Taking Amtrak's Heartland Flyer train between Fort Worth and Oklahoma City sometime in the next year? You will be hitching a ride on the first beef byproducts-powered biodiesel train. The train, which runs on 80% regular diesel and 20% beef-based biofuel from a Texas vendor, is running for the next 12 months courtesy of a $274,000 grant from the Federal Railroad Administration. But is it morally suspect?
Amtrak says that the cow tallow (read: rendered fat from cattle) fuel reduces hydrocarbon and carbon monoxide emissions by 10%, cuts down on particulates by 15%, and reduces sulfates by 20% compared to standard diesel. All good things, to be sure. And as long the cows for the Heartland Flyer's fuel would have been killed anyway, it's hard to argue with Amtrak.

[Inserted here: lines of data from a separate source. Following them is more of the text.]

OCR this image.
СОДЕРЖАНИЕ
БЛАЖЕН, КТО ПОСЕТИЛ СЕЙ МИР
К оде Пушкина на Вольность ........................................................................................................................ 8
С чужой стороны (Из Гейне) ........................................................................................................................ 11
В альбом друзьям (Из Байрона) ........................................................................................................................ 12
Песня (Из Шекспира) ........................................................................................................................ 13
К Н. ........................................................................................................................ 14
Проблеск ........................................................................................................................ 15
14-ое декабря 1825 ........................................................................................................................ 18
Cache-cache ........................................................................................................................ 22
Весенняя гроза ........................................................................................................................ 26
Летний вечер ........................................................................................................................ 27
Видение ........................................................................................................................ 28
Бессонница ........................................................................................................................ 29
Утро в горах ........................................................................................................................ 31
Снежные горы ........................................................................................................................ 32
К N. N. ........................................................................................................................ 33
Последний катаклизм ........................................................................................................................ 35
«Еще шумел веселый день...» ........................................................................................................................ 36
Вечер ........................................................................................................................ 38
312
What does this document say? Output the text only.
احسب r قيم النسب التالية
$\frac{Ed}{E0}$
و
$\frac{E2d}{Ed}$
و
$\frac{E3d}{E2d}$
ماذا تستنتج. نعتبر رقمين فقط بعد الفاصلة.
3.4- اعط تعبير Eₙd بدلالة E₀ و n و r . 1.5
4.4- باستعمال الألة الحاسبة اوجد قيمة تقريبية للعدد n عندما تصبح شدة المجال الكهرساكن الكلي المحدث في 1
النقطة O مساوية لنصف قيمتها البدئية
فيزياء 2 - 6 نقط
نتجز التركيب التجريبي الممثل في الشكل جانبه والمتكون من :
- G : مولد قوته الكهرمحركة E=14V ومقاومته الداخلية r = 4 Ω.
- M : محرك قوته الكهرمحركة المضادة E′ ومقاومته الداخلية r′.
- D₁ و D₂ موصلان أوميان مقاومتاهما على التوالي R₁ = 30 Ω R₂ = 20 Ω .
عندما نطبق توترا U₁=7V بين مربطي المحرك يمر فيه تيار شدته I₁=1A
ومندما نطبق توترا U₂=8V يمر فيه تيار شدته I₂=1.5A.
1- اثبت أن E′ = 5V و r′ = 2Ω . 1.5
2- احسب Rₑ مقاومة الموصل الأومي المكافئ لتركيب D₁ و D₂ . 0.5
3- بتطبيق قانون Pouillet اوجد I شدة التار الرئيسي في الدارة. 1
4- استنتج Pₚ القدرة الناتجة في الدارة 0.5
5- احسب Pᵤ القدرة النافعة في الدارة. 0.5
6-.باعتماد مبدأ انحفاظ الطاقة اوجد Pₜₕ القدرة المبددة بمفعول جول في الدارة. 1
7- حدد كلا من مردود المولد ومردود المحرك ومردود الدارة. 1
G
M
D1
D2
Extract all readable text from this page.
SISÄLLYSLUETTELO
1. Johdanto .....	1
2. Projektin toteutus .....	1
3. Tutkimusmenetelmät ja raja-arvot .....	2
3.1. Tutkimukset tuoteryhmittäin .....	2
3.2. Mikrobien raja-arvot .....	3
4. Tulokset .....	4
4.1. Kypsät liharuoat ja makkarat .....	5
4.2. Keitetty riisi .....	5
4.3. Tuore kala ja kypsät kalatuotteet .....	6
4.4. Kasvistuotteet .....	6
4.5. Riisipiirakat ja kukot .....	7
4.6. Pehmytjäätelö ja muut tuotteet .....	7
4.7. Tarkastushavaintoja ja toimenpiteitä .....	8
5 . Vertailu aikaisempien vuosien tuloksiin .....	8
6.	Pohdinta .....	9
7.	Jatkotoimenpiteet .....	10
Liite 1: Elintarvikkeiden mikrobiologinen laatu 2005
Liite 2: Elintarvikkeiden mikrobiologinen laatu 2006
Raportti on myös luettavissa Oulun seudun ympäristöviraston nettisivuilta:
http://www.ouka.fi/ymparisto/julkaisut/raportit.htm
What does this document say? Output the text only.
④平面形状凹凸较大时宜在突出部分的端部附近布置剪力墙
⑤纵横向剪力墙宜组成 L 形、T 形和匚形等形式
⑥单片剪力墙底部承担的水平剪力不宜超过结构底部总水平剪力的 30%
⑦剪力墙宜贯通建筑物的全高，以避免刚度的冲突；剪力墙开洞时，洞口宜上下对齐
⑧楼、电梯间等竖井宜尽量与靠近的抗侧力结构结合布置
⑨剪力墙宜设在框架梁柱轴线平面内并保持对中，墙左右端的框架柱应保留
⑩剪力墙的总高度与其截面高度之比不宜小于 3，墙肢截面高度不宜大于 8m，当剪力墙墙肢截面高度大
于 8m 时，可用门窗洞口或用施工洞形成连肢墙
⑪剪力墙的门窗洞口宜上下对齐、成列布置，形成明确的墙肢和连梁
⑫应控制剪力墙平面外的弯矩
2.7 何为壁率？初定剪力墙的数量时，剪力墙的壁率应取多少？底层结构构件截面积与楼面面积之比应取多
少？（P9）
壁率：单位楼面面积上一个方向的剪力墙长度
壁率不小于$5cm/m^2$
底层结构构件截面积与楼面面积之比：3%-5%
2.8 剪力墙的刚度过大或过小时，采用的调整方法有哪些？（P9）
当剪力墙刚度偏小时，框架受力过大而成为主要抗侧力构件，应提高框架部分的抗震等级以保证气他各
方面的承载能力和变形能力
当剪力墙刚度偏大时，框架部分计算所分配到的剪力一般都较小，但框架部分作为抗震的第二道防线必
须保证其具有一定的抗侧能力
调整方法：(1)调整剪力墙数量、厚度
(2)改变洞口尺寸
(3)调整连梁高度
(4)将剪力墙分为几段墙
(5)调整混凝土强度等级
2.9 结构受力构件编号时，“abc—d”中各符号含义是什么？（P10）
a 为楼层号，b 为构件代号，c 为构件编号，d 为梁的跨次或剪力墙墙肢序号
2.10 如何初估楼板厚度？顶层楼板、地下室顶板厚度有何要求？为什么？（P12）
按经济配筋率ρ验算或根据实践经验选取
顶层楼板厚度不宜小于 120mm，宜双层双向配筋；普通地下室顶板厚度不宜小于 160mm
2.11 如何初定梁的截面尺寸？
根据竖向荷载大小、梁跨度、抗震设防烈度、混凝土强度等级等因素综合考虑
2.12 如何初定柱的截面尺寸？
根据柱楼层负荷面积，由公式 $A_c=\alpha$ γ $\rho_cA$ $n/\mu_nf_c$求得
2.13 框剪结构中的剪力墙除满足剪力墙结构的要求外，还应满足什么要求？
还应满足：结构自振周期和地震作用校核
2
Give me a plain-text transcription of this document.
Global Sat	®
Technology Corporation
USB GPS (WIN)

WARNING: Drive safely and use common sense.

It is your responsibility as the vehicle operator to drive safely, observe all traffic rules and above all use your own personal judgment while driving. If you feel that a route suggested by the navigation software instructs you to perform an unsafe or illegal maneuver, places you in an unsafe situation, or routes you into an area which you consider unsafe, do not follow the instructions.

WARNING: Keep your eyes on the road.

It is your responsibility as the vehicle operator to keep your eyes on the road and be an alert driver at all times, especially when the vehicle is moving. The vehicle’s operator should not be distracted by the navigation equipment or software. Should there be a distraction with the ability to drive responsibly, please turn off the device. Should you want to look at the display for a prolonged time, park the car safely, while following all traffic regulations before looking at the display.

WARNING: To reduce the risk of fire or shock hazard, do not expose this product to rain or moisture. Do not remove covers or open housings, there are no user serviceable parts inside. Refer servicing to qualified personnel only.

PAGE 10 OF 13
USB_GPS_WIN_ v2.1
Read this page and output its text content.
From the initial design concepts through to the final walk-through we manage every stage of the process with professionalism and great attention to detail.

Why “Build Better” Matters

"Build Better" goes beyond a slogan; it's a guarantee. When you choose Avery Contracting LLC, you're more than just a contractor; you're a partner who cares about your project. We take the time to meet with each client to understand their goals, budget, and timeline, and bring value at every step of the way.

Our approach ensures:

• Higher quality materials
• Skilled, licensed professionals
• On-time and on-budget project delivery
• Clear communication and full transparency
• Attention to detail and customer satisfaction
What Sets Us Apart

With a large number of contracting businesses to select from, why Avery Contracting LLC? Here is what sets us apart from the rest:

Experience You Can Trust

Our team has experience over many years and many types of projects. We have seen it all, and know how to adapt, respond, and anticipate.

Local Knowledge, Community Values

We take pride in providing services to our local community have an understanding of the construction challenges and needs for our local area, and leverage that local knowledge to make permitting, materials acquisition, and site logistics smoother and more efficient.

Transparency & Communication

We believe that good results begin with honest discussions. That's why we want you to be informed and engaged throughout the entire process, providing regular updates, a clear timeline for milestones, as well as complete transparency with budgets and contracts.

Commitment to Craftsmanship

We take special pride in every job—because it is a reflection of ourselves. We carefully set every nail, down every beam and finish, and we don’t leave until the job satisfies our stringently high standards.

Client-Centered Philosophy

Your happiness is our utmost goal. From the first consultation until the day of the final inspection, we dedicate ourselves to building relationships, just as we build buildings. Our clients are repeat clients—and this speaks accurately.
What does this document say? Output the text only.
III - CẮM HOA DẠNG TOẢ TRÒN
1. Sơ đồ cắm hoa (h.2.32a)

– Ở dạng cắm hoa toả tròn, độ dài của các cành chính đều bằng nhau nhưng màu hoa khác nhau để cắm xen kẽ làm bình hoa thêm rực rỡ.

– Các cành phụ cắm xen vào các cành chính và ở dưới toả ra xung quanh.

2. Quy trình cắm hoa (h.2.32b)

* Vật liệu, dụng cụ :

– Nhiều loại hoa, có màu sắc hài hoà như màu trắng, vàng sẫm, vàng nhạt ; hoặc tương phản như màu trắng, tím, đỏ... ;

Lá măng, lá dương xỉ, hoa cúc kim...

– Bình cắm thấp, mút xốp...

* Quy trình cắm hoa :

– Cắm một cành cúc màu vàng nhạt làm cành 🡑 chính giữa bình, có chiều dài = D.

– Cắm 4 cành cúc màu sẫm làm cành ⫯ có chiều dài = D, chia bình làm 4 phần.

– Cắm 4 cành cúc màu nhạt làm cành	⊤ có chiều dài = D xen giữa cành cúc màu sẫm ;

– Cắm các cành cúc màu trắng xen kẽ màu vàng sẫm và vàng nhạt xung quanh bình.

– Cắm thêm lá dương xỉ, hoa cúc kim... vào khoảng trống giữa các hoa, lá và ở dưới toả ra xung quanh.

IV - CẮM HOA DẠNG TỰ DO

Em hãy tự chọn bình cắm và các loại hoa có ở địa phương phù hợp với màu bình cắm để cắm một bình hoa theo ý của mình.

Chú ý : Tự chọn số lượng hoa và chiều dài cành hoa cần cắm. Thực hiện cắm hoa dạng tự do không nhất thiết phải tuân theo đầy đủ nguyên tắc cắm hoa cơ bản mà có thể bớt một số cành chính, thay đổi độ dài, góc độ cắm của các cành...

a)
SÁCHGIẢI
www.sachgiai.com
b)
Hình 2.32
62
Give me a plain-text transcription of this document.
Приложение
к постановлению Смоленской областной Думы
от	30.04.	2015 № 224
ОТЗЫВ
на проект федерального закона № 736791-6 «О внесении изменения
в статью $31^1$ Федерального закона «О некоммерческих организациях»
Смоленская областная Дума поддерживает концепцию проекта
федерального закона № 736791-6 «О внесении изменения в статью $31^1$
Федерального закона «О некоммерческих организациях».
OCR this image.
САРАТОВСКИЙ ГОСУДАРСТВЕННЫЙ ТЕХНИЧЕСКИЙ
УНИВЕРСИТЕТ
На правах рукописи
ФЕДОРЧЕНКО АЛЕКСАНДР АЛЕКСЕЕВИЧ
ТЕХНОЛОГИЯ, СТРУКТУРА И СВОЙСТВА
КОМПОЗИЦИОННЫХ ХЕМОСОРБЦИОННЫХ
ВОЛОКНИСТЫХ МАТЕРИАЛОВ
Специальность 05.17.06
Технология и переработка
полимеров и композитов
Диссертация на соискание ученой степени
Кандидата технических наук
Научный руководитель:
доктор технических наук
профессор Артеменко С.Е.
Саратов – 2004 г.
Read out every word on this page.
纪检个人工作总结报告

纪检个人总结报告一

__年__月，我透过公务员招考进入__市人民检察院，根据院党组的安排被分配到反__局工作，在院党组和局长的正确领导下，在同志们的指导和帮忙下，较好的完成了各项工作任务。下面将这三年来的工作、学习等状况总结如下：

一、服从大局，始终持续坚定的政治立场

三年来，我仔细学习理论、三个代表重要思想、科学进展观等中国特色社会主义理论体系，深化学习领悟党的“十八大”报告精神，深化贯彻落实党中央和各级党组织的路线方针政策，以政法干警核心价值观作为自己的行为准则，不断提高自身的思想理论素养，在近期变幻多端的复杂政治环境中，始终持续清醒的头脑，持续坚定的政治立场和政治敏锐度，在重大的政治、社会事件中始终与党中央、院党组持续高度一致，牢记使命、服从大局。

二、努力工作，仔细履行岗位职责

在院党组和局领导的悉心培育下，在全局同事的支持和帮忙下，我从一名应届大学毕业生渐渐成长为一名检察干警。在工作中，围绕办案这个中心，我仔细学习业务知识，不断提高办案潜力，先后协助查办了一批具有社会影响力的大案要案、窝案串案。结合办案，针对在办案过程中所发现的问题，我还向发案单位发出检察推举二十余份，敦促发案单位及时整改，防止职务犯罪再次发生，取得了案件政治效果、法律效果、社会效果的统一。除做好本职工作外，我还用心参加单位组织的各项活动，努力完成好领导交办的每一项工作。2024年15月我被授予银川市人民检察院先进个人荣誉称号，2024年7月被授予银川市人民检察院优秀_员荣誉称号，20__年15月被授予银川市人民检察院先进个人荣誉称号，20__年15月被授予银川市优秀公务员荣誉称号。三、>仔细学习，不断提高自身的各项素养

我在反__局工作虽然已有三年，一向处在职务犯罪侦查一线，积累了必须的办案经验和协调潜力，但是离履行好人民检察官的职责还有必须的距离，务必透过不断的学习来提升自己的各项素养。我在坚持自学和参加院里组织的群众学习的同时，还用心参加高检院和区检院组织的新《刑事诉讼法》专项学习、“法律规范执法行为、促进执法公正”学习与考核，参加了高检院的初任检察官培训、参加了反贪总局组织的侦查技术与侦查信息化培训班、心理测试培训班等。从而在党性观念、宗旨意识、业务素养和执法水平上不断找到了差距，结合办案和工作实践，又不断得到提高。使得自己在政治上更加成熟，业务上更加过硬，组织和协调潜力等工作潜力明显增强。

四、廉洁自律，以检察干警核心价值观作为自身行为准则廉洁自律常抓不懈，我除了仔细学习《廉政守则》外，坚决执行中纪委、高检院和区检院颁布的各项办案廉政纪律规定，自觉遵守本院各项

Still, the idea of sitting in a train powered by animal fat gives us pause. Unsurprisingly, PETA isn't too keen on the idea. "The answer to pollution is not to use the ground up remains of tortured animals for fuel. Anything using animal remains is going to be both depleting of and polluting of our environment," explained Bruce Friedrich, PETA's VP for Policy.
In any case, Amtrak has yet to decide if tallow-based biofuel will make it past the test stages. Over the next year, the company will gather information about the potential impact of the fuel on train valves and gaskets.